Whie you might say that there is more flexibility, in that there is the ability to assign unused resources from one zone to another, while in theory there is, it costs $$ to get the resources assigned. First, someone has to prove we need resources moved from zone A to zone B (say 20 man-hours), then they've got to convince their management to send a request to the outsourcer to move the resources. Then it's got to go through change control (another 5-10 man-hours of various people's time), then the outsourcer, 4 weeks later, charges 4k+ to type a few commands on the command line to move the resources...
From an administrators point of view, manageing 10 VMs is exactly the same as managing 10 physical servers that aren't VMed.
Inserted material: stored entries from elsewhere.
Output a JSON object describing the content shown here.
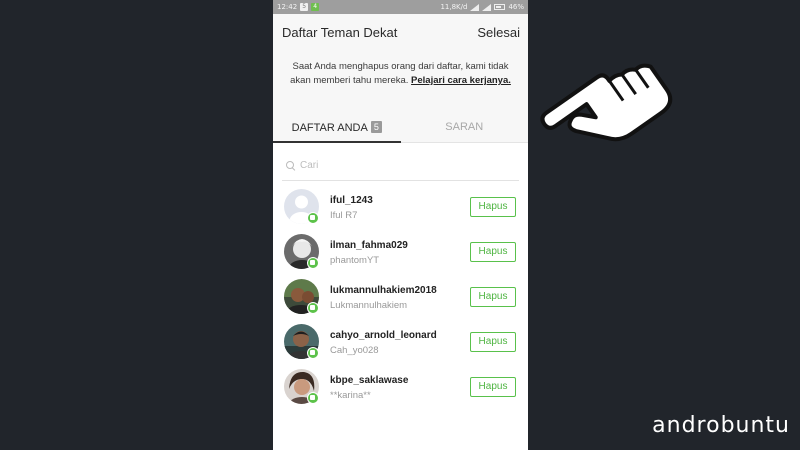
{
  "statusbar": {
    "time": "12:42",
    "speed": "11,8K/d",
    "battery": "46%",
    "badges": [
      "5",
      "4"
    ]
  },
  "header": {
    "title": "Daftar Teman Dekat",
    "done_label": "Selesai"
  },
  "info": {
    "text": "Saat Anda menghapus orang dari daftar, kami tidak akan memberi tahu mereka.",
    "link": "Pelajari cara kerjanya."
  },
  "tabs": [
    {
      "label": "DAFTAR ANDA",
      "count": "5",
      "active": true
    },
    {
      "label": "SARAN",
      "active": false
    }
  ],
  "search": {
    "placeholder": "Cari",
    "value": ""
  },
  "friends": [
    {
      "username": "iful_1243",
      "display_name": "Iful R7",
      "button": "Hapus",
      "avatar": "default-avatar"
    },
    {
      "username": "ilman_fahma029",
      "display_name": "phantomYT",
      "button": "Hapus",
      "avatar": "photo-avatar"
    },
    {
      "username": "lukmannulhakiem2018",
      "display_name": "Lukmannulhakiem",
      "button": "Hapus",
      "avatar": "photo-avatar"
    },
    {
      "username": "cahyo_arnold_leonard",
      "display_name": "Cah_yo028",
      "button": "Hapus",
      "avatar": "photo-avatar"
    },
    {
      "username": "kbpe_saklawase",
      "display_name": "**karina**",
      "button": "Hapus",
      "avatar": "photo-avatar"
    }
  ],
  "overlay": {
    "pointer_icon": "pointing-hand-icon",
    "brand": "androbuntu"
  },
  "colors": {
    "accent_green": "#59c14b",
    "background": "#21252b",
    "panel": "#f7f7f7"
  }
}
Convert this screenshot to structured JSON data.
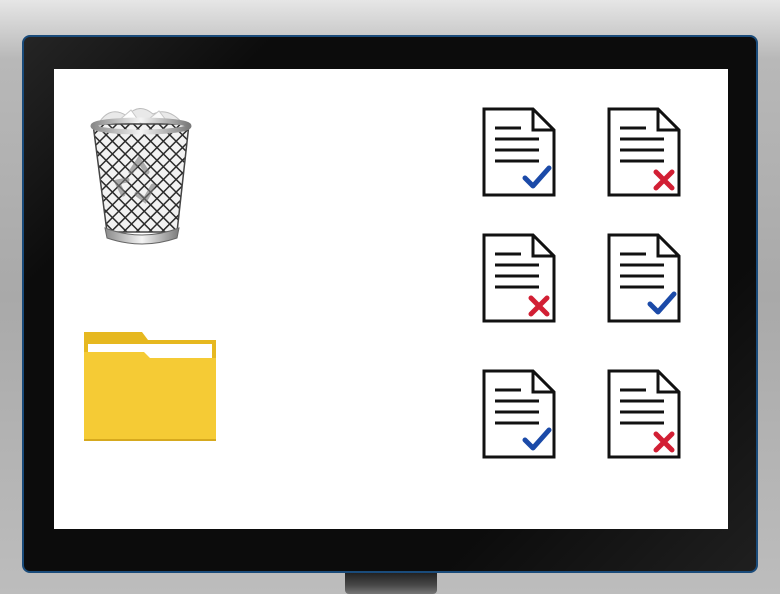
{
  "desktop": {
    "icons": [
      {
        "name": "recycle-bin",
        "icon": "recycle-bin-icon"
      },
      {
        "name": "folder",
        "icon": "folder-icon",
        "color": "#F5CB35"
      }
    ],
    "documents": [
      {
        "status": "approved",
        "mark": "checkmark",
        "mark_color": "#1B4AA8"
      },
      {
        "status": "rejected",
        "mark": "x",
        "mark_color": "#D21F34"
      },
      {
        "status": "rejected",
        "mark": "x",
        "mark_color": "#D21F34"
      },
      {
        "status": "approved",
        "mark": "checkmark",
        "mark_color": "#1B4AA8"
      },
      {
        "status": "approved",
        "mark": "checkmark",
        "mark_color": "#1B4AA8"
      },
      {
        "status": "rejected",
        "mark": "x",
        "mark_color": "#D21F34"
      }
    ]
  },
  "colors": {
    "bezel": "#0C0C0C",
    "bezel_edge": "#1A4B7A",
    "screen": "#FFFFFF",
    "background": "#A9A9A9"
  }
}
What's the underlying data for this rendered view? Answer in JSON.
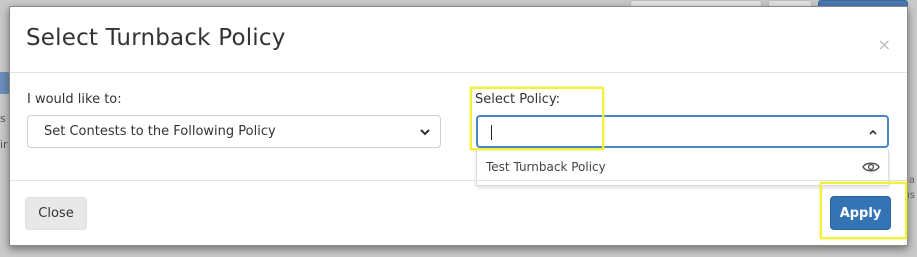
{
  "modal": {
    "title": "Select Turnback Policy",
    "close_symbol": "×"
  },
  "form": {
    "action_label": "I would like to:",
    "action_selected": "Set Contests to the Following Policy",
    "policy_label": "Select Policy:",
    "policy_input_value": "",
    "policy_options": [
      {
        "label": "Test Turnback Policy",
        "icon": "eye-icon"
      }
    ]
  },
  "footer": {
    "close_label": "Close",
    "apply_label": "Apply"
  },
  "background": {
    "left_fragments": [
      "s",
      "ir"
    ],
    "right_fragments": [
      "cia",
      "us"
    ]
  },
  "colors": {
    "primary_button": "#3474b5",
    "focus_border": "#4a86c5",
    "highlight": "#f2f23a"
  }
}
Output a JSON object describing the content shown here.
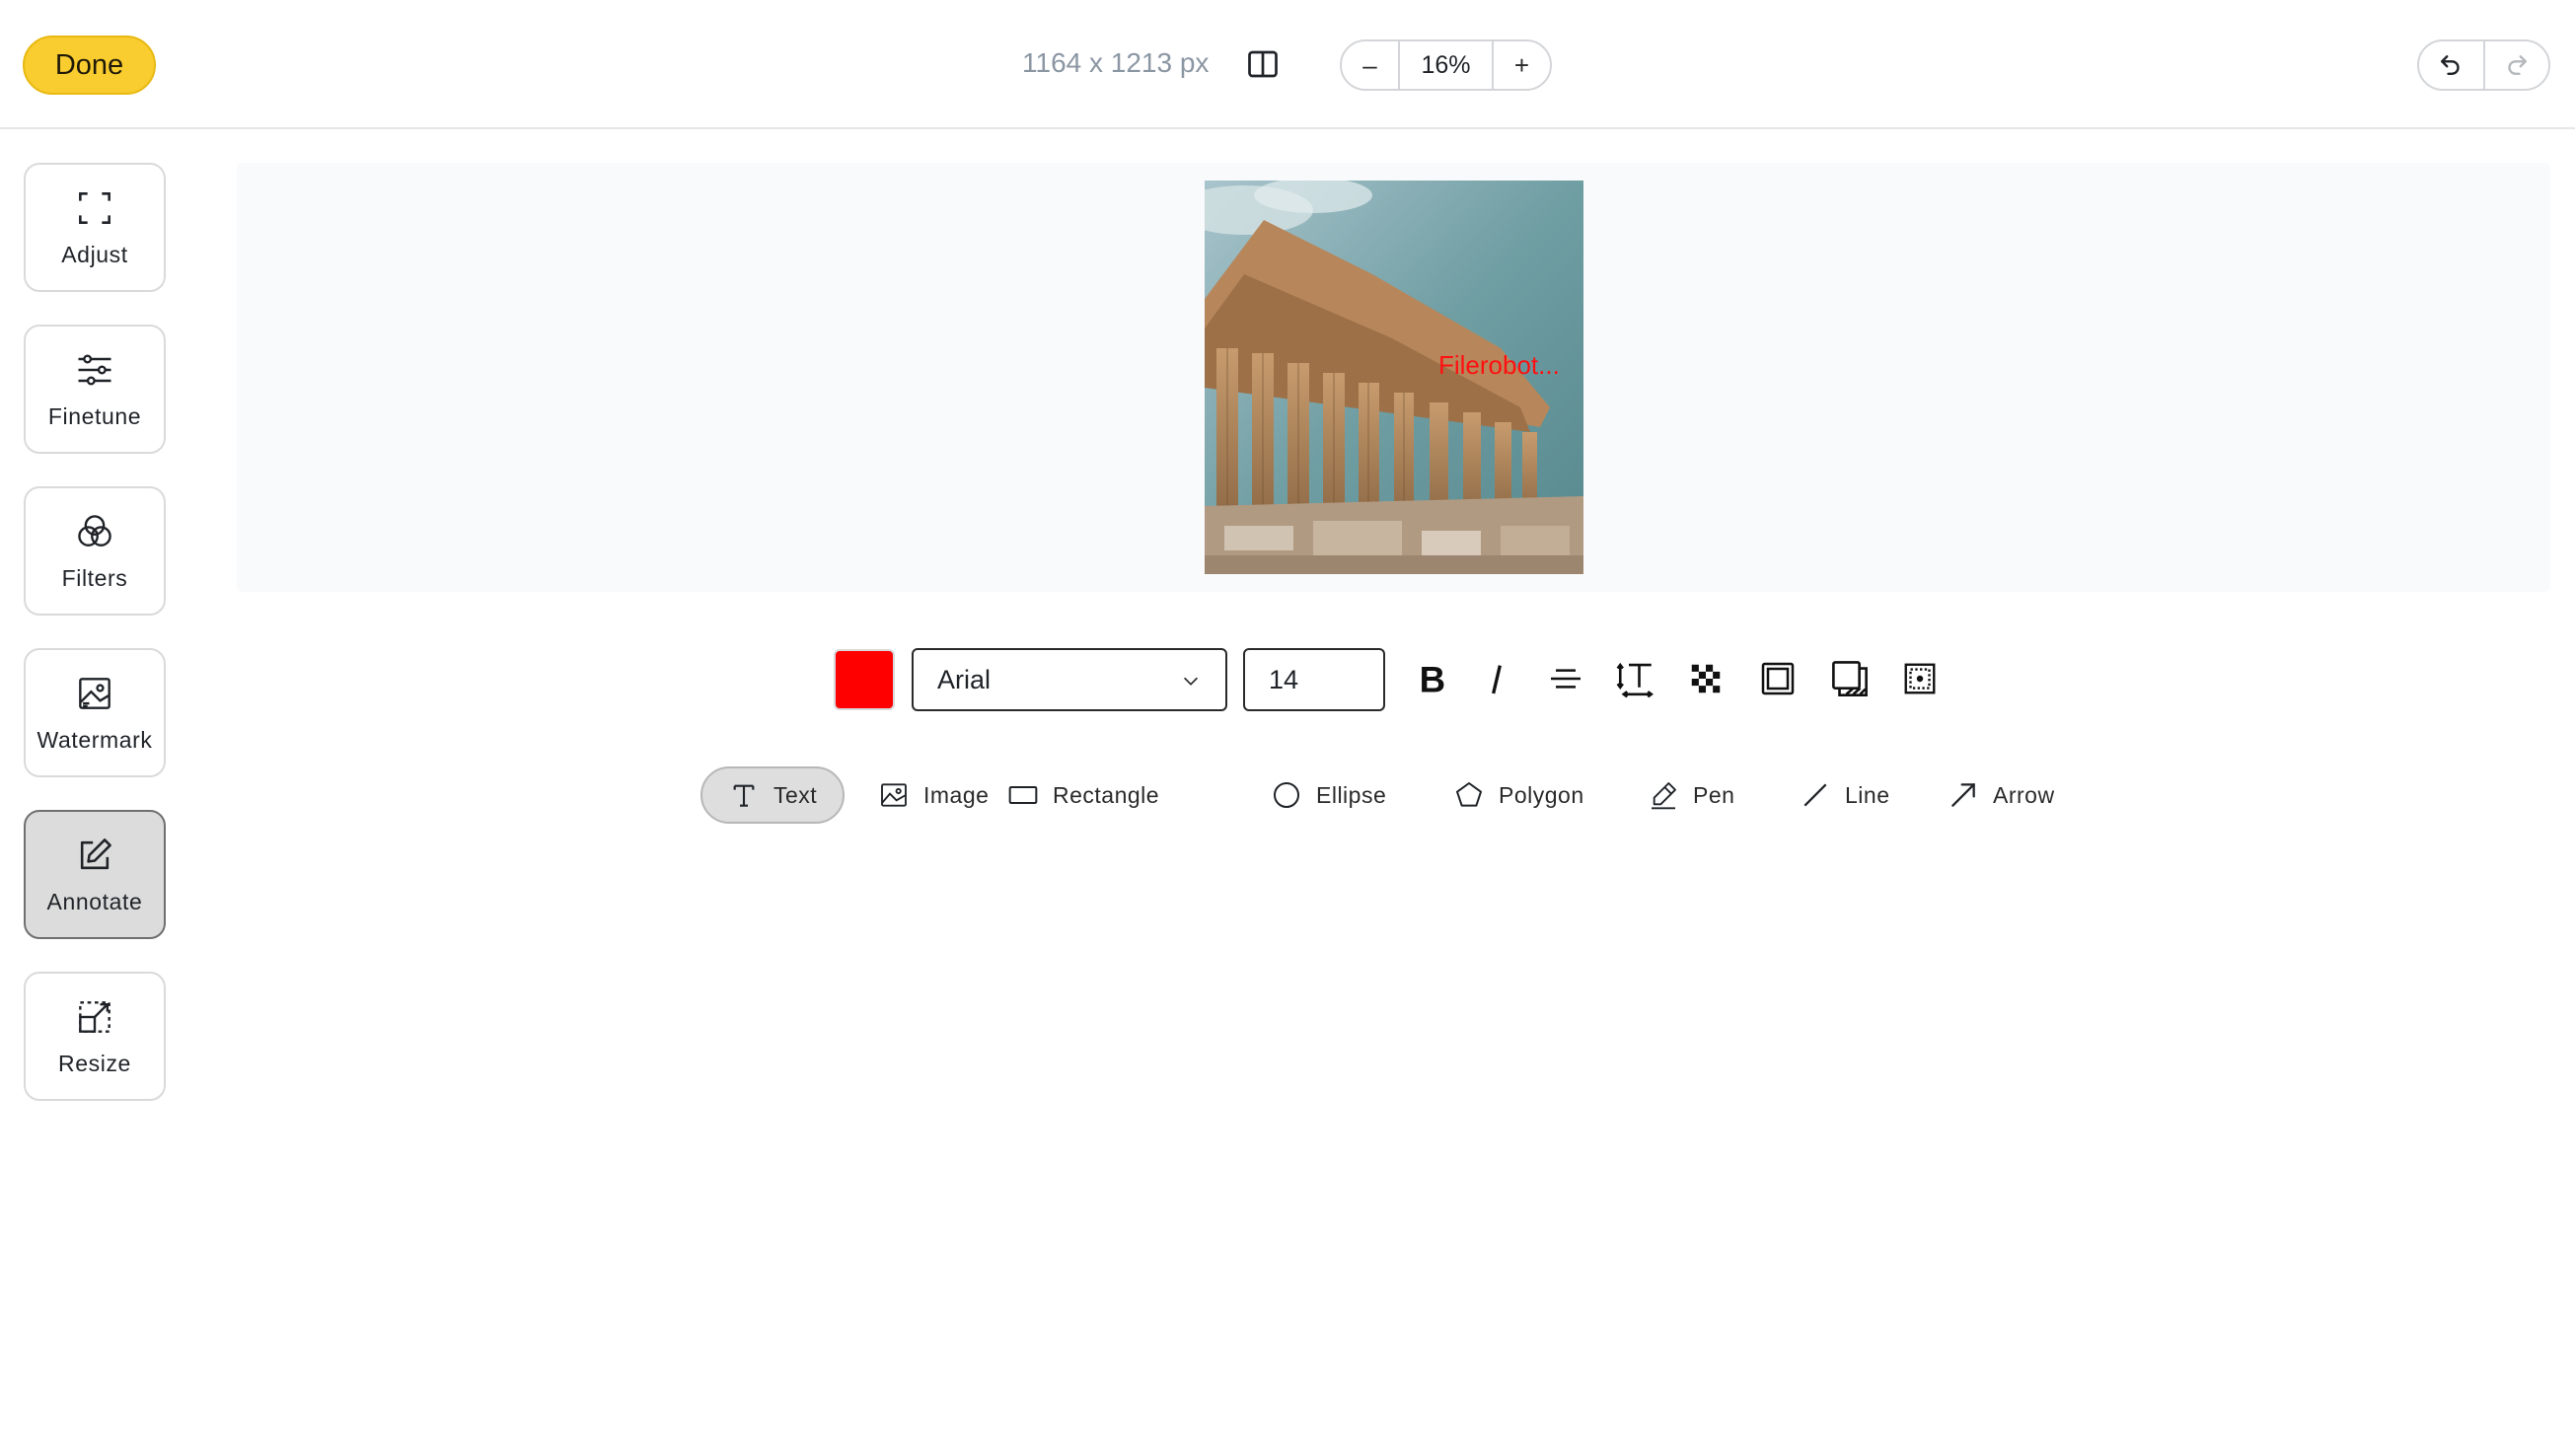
{
  "topbar": {
    "done_label": "Done",
    "dimensions": "1164 x 1213 px",
    "zoom": {
      "decrease": "–",
      "value": "16%",
      "increase": "+"
    },
    "compare_icon": "split-view-icon",
    "undo_icon": "undo-icon",
    "redo_icon": "redo-icon"
  },
  "sidebar": {
    "items": [
      {
        "label": "Adjust",
        "icon": "crop-corners-icon",
        "active": false
      },
      {
        "label": "Finetune",
        "icon": "sliders-icon",
        "active": false
      },
      {
        "label": "Filters",
        "icon": "color-circles-icon",
        "active": false
      },
      {
        "label": "Watermark",
        "icon": "image-watermark-icon",
        "active": false
      },
      {
        "label": "Annotate",
        "icon": "edit-pencil-icon",
        "active": true
      },
      {
        "label": "Resize",
        "icon": "resize-icon",
        "active": false
      }
    ]
  },
  "canvas": {
    "overlay_text": "Filerobot..."
  },
  "text_toolbar": {
    "color": "#ff0000",
    "font_family": "Arial",
    "font_size": "14",
    "buttons": [
      "bold-icon",
      "italic-icon",
      "align-icon",
      "line-height-icon",
      "opacity-icon",
      "stroke-icon",
      "shadow-icon",
      "position-icon"
    ]
  },
  "shape_tools": [
    {
      "label": "Text",
      "icon": "text-icon",
      "active": true
    },
    {
      "label": "Image",
      "icon": "image-icon",
      "active": false
    },
    {
      "label": "Rectangle",
      "icon": "rectangle-icon",
      "active": false
    },
    {
      "label": "Ellipse",
      "icon": "ellipse-icon",
      "active": false
    },
    {
      "label": "Polygon",
      "icon": "polygon-icon",
      "active": false
    },
    {
      "label": "Pen",
      "icon": "pen-icon",
      "active": false
    },
    {
      "label": "Line",
      "icon": "line-icon",
      "active": false
    },
    {
      "label": "Arrow",
      "icon": "arrow-icon",
      "active": false
    }
  ],
  "colors": {
    "accent": "#f9cc2f",
    "annotation": "#ff0000",
    "canvas_bg": "#f9fafb",
    "active_tool_bg": "#dcdcdc"
  }
}
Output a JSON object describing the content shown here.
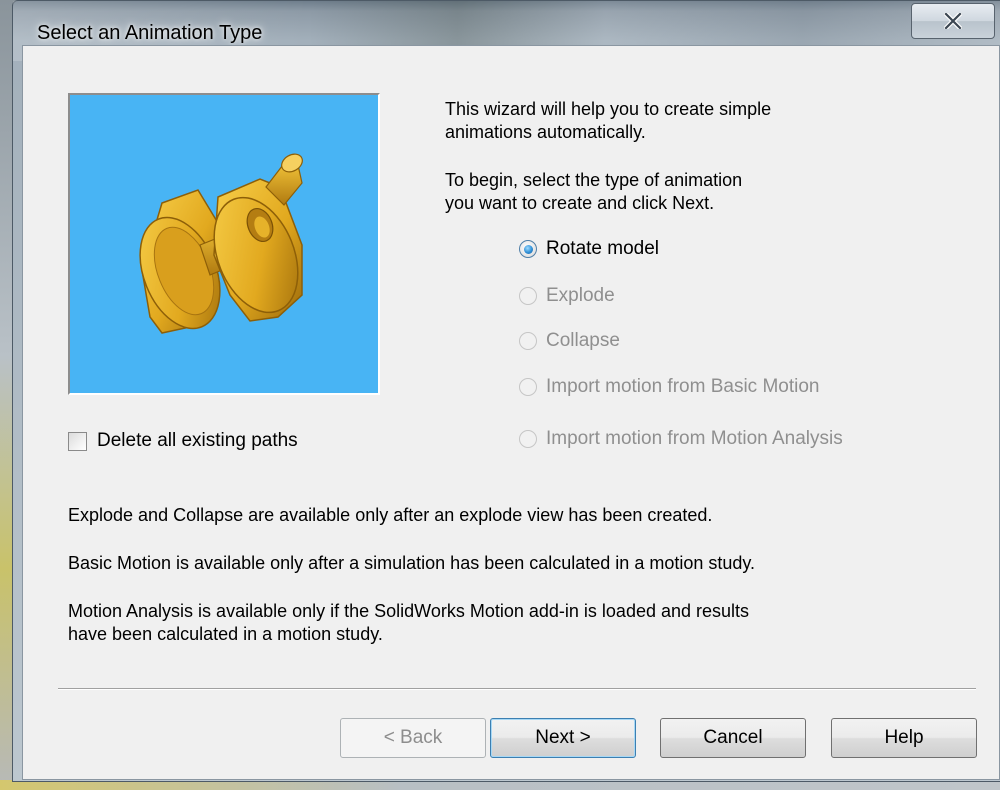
{
  "window": {
    "title": "Select an Animation Type"
  },
  "intro": {
    "line1": "This wizard will help you to create simple",
    "line2": "animations automatically.",
    "line3": "To begin, select the type of animation",
    "line4": "you want to create and click Next."
  },
  "preview": {
    "background_color": "#48b4f4",
    "model_color": "#e8b226",
    "icon": "gear-part-model"
  },
  "animation_types": [
    {
      "label": "Rotate model",
      "selected": true,
      "enabled": true
    },
    {
      "label": "Explode",
      "selected": false,
      "enabled": false
    },
    {
      "label": "Collapse",
      "selected": false,
      "enabled": false
    },
    {
      "label": "Import motion from Basic Motion",
      "selected": false,
      "enabled": false
    },
    {
      "label": "Import motion from Motion Analysis",
      "selected": false,
      "enabled": false
    }
  ],
  "options": {
    "delete_paths_label": "Delete all existing paths",
    "delete_paths_checked": false
  },
  "notes": {
    "note1": "Explode and Collapse are available only after an explode view has been created.",
    "note2": "Basic Motion is available only after a simulation has been calculated in a motion study.",
    "note3_line1": "Motion Analysis is available only if the SolidWorks Motion add-in is loaded and results",
    "note3_line2": "have been calculated in a motion study."
  },
  "buttons": {
    "back": "< Back",
    "next": "Next >",
    "cancel": "Cancel",
    "help": "Help"
  }
}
It still takes the same amount of time to ssh to a VM, check logs/restart an app server/truss processes/configure something/deploy something as it does to ssh to a physical server. I can definitely tell you that labour costs of system admins managing a server, whether it is physical or virtual, are far greater than labour costs in asset management or data centre costs. And with the virtualisatoin hype, management (on advice of the outsourcers of course) are going to create shedloads of VMs, costing more $$$ than having a few physical servers.
Using VMs also increases complexity and other maintenance costs. Does this new patch work in a VM? Do we have to keep VMs patched? How much does it cost to verify the software/patch that works fine on a bare-metal server also works within a VM on the same hardware?
What about tracking down problems? What is the real physical interface traffic is coming into/out of because in the VM we only have visibility to the virtual interface? How does it complicate our routing tables on the server to ensure that data leaving VM A has a source IP address of A while traffic leaving VM B has source of B, rather than each one randomly picking a physical interface to transmit out from?
Virtualisation just increases costs and decreases reliability.